The moves, which were included in the Fed’s latest policy statement and separate economic projections, represent a hawkish tilt by a central bank that sees inflation running this year at 4.2%, more than double its target rate, and is positioning itself to act against it.
That action may proceed slowly, with interest rates seen rising to 1% in 2023, faster than projected by the Fed in its projections in June, and then to 1.8% in 2024, which would still be considered a loose monetary policy stance.
Inflation throughout that time would be allowed to run slightly above the Fed’s 2% target, consistent with its new, more tolerant approach to the pace of price increases, while unemployment is seen falling back to around the pre-pandemic level of 3.5%. Policymakers also downgraded their expectations for economic growth this year, with gross domestic product expected to grow 5.9% compared to the 7.0% projected in June.
Still, the shift shows movement among policymakers divided over whether the coronavirus pandemic’s ongoing impact on the economy or the threat of breakout inflation constitutes the bigger risk.
While no decisions have been made on the exact pace and timing of how the central bank will reduce its asset purchases, Fed Chair Jerome Powell said it seems “appropriate” that the taper could begin “soon” and be completed by the middle of 2022.
“Participants generally view that as long as the recovery remains on track, a gradual tapering process that concludes around the middle of next year is likely to be appropriate,” he said in a news conference after the end of the Fed’s latest two-day policy meeting.
Powell told reporters financial conditions would remain accommodative even after the Fed stops purchasing Treasuries and mortgage-backed securities and emphasized that the decision on the bond-buying program was separate from any actions regarding interest rates.
The Fed on Wednesday held its current target interest rate steady in a range of 0% to 0.25%.
“It’s probably a little bit more hawkish than many would have anticipated basically acknowledging that should the economy continue to grow as we have seen it would warrant a tapering to occur,” said Sam Stovall, chief investment strategist for CFRA Research in New York. “You could say it’s a tentative tapering announcement even though they did lower their 2021 GDP forecast.”
U.S. stocks extended gains after the release of the statement before retreating slightly during Powell’s news conference, with the S&P 500 index up 1.2% on the day. The dollar rose while the yield on the U.S. 10-year Treasury note edged lower.
SLOWING RECOVERY
Though acknowledging the new surge of the pandemic had slowed the recovery of some parts of the economy, overall indicators “have continued to strengthen,” the central bank’s policy-setting Federal Open Market Committee said in its unanimous policy statement.

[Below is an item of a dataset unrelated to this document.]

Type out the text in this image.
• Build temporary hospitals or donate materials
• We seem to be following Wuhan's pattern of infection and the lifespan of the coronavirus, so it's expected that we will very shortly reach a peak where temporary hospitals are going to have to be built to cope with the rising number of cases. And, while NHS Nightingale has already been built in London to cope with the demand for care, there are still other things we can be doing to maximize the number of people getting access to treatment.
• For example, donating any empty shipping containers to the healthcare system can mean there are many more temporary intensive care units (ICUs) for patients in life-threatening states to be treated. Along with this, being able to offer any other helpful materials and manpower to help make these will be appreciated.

If that progress continues “broadly as expected, the Committee judges that a moderation in the pace of asset purchases may soon be warranted,” it said.
The statement had been widely expected to signal that the Fed would soon begin winding down the $120 billion in monthly bond purchases it has been making to blunt the economic impact of the pandemic.
Fed officials said last December that they would continue purchasing bonds at the current pace until there was “substantial further progress” on the central bank’s goals for maximum employment and inflation.
Powell on Wednesday said officials could decide as soon as the next policy meeting in November that both of those standards have been met, based on what happens with the labor market and the broader economy, and make a decision on whether to taper.
But it was in their broader economic outlook that Fed policymakers made a less anticipated change.
The outlook for inflation jumped 0.8 percentage point for 2021 and the unemployment rate seen at the end of this year rose. In turn, two officials brought forward into 2022 their projected timeline for slightly lifting the Fed’s benchmark overnight interest rate from the current level, enough to raise the median projection to 0.3% for next year.
The move to lower GDP growth expectations for 2021 reflected concerns that the coronavirus is weighing on the economy.
“The sectors most adversely affected by the pandemic have improved in recent months, but the rise in COVID-19 cases has slowed their recovery,” the Fed said in its policy statement.